Le détail des négociations à Swat et Malakand fût connu en septembre. Un accord de 14 points avait été conclu entre les représentant du mollah Fazlullah et les représentants de la province. 1- Imposition de la charia sur les deux districts. 2- Retrait progressif de l’armée pakistanaise 3- Echange de prisonniers entre le gouvernement et les Taliban. 4 – Les talibans reconnaissent la légitimité du gouvernement et acceptent de coopérer. 5- Les talibans cessent toutes mesure de représailles contre les barbiers et les vendeurs de musique. 6 – Les talibans ne peuvent pas montrer leurs armes en public. 7- Les talibans ne peuvent pas posséder de lance roquettes ou de mortiers. 8- Les talibans ne peuvent pas avoir de camps d’entrainement. 9- Les talibans doivent dénoncer les operation suicide. 10- Il est interdit de financer une milice privée. 11- Les talibans doivent coopérer totalement avec le gouvernement pour vacciner contre la polio. 12- La Fadlulalah madrassa, l’école coranique Taliban, doit devenir une université islamique. 13- Les radios Taliban doivent être sous controle. 14- Les Taliban doivent laisser les femmes travailler sans peur.

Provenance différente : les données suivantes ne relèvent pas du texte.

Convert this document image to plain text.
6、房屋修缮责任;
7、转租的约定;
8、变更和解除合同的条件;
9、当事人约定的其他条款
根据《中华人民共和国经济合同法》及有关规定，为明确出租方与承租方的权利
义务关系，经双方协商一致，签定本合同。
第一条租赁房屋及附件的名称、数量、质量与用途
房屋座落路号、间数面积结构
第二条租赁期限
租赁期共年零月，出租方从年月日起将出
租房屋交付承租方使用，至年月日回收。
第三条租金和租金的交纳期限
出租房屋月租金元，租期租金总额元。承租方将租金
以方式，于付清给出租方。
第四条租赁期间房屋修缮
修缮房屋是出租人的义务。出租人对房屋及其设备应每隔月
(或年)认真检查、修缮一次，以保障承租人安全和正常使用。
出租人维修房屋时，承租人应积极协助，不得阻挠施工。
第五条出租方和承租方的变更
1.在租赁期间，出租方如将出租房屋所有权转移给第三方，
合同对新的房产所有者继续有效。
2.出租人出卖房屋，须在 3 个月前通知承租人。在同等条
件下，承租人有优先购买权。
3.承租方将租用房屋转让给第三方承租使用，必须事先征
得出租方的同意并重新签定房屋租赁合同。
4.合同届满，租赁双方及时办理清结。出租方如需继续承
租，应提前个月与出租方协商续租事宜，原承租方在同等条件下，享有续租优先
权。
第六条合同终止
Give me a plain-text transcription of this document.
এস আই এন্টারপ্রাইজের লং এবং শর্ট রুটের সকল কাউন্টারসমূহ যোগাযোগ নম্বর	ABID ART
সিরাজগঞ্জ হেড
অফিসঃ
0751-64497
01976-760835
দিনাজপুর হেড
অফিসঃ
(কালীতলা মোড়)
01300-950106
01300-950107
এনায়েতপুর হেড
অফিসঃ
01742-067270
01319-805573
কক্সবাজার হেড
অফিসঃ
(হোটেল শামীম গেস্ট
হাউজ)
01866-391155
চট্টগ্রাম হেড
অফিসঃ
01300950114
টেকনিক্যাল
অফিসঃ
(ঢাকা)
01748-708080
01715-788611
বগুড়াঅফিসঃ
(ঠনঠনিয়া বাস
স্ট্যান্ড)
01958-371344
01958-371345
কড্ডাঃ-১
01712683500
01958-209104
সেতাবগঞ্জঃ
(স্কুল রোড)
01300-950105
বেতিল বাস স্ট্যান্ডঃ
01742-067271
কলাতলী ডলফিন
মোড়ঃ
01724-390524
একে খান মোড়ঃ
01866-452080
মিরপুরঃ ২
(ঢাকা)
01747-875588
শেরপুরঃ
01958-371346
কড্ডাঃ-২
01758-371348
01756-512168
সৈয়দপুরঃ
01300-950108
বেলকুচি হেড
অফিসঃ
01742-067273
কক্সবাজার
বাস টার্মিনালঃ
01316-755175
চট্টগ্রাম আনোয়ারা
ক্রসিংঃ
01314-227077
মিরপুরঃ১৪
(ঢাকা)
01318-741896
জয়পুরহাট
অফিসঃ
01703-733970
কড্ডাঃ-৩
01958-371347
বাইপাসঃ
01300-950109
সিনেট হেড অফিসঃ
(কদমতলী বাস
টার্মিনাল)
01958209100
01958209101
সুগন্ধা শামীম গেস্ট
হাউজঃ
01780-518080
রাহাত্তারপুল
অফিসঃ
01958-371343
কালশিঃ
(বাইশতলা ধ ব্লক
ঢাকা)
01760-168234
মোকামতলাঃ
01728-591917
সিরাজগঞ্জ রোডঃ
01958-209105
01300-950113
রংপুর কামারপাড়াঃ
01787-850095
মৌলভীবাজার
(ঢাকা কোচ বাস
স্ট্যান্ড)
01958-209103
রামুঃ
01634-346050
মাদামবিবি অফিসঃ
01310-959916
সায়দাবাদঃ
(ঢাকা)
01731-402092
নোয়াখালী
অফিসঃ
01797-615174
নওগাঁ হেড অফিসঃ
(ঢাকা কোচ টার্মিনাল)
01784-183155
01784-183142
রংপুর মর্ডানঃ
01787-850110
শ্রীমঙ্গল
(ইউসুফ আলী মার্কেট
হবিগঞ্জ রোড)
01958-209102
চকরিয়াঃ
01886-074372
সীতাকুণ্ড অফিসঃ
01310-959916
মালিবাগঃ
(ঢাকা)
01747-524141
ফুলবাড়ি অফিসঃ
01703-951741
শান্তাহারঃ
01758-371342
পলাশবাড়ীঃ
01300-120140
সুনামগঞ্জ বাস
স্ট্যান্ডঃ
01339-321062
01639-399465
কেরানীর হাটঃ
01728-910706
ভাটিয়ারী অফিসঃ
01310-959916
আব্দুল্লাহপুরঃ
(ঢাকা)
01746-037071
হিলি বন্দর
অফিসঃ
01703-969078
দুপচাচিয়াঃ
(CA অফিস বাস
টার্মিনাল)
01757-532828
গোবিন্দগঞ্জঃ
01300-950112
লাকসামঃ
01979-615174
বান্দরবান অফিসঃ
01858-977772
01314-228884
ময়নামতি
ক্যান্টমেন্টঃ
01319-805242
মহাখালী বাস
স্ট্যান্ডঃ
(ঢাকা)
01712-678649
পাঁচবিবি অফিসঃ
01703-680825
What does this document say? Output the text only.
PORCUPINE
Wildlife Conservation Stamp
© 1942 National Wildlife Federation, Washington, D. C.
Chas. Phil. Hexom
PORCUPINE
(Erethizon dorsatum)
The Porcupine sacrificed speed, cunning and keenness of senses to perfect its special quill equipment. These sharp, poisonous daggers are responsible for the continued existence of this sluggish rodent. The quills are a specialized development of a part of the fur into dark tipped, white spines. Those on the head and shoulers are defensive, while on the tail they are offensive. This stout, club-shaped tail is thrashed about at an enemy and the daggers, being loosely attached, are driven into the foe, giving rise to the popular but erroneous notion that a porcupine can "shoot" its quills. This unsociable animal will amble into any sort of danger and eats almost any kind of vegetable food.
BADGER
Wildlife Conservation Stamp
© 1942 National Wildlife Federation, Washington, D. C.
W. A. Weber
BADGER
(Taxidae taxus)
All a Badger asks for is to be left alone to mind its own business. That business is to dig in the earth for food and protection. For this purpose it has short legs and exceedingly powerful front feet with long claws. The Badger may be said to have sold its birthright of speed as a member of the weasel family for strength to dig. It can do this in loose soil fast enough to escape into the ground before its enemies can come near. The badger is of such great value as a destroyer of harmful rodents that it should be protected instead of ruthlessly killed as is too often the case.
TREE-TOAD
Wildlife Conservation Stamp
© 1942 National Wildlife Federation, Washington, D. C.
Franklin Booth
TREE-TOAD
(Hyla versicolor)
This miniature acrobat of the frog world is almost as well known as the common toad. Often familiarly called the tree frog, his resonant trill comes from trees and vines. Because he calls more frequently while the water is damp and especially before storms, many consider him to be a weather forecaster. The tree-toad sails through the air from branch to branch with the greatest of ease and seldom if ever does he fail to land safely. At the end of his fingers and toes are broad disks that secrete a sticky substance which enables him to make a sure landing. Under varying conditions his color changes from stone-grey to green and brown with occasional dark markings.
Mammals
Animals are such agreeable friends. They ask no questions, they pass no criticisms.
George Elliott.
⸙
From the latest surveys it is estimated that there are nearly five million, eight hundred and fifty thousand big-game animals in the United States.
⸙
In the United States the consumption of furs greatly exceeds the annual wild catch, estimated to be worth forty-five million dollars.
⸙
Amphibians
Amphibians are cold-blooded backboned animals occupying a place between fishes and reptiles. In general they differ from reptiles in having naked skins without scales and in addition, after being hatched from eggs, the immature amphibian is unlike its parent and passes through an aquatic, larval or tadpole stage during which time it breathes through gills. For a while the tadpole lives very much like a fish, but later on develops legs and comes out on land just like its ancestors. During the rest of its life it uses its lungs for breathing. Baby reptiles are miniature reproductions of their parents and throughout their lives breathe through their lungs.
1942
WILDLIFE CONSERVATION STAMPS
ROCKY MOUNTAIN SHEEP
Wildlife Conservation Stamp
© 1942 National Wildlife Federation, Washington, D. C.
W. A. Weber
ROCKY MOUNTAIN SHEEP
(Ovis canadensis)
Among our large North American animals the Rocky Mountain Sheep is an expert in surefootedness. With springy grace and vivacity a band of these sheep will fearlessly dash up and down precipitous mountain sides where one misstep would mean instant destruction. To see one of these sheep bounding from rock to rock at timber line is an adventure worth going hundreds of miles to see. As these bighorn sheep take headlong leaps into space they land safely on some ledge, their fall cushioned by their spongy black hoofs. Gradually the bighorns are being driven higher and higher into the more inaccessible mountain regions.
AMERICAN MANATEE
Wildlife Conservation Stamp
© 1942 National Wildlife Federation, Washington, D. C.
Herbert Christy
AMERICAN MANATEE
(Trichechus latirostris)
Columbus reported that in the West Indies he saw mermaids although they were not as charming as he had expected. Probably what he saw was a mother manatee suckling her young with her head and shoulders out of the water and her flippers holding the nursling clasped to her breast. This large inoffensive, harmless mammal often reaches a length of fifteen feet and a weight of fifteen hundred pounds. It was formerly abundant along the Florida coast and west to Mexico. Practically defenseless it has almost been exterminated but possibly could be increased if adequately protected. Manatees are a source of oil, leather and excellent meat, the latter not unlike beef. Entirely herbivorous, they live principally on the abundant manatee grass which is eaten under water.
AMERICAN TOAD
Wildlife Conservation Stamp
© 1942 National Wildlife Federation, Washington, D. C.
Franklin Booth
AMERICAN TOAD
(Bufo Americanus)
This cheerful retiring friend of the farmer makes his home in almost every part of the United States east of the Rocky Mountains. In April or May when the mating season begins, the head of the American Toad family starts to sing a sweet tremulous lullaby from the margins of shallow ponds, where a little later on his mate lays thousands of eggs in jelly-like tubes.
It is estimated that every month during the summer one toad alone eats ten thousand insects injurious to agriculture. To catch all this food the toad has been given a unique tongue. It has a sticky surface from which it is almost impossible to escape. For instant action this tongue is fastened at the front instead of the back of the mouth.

Dès la signature des accords, les Taliban ont commencé a harceller les femmes, les petites filles qui allaient a l’école, les barbiers et les vendeurs de musique. Les responsables des campagnes de vaccinations ont été expulsés de la province. Les policiers étaient régulièrement pris en otage s’ils se permettaient de défendre les fillettes. Abandonnées par les autorités pakistanaises, les populations locales se sont retrouvées sous le joug des talibans. En l’espace de six mois, toutes les écoles pour filles ont été réduites en cendre et une partie de la population s’est déjà exilée.
En réaction, certains villageois ont mis en place des milices anti-taliban pour permettre aux filles d’aller a l’école, le libre accès aux cliniques et aux cybercafés. Le 14 août 2008, dans la région de Swat, six talibans ont ainsi été tués par des miliciens après qu’ils aient attaqué le poste de police de Buner. Rauf Khan, maire de Buner, avait déclaré : « Nous sommes à l’avant garde, d’autres vont nous suivre ».
Mais du côté des grandes villes pakistanaises, aucune réaction. Jusqu’à présent, tout le monde se contentait d’une situation mixte : les pleins pouvoirs aux talibans quand ils arrivaient dans un village, et un pouvoir partagé quand ils acceptaient de venir sans armes dans un tribunal.
Le 16 février, tout a réellement changé. Au lieu d’attendre un improbable cessez-le feu pour livrer les populations aux taliban, le gouvernement d’Islamabad a demandé à l’armée de ne plus intervenir, même quand ils étaient pris pour cible. Une débacle sans condition.
Caroline Fourest et Fiammetta Venner
Encadré
En attendant la vraie charia
Deux jeunes étudiantes-infirmères chrétiennes viennent d’être accusées de blasphème à Lahore. Si la loi est appliquée, elles risquent la peine de mort. Leur crime : avoir affiché dans leur école une image du Christ crucifié. Selon le Coran, le Christ n’est pas mort en croix et, de plus, il est interdit de représenter un prophète de l’islam. Selon la commission Justice et paix de la conférence épiscopale pakistanaise, 650 personnes ont été arrétes pour blapshème depuis 1988. 80 chrétiens sont encore en prison. 20 personnes ont été tuées par la population. La plupart des victimes sont des Ahmadi, une secte issue de l’islam non reconnue par le Pakistan. Considérés comme non musulmans, ils sont régulièrement accusés de blasphéme.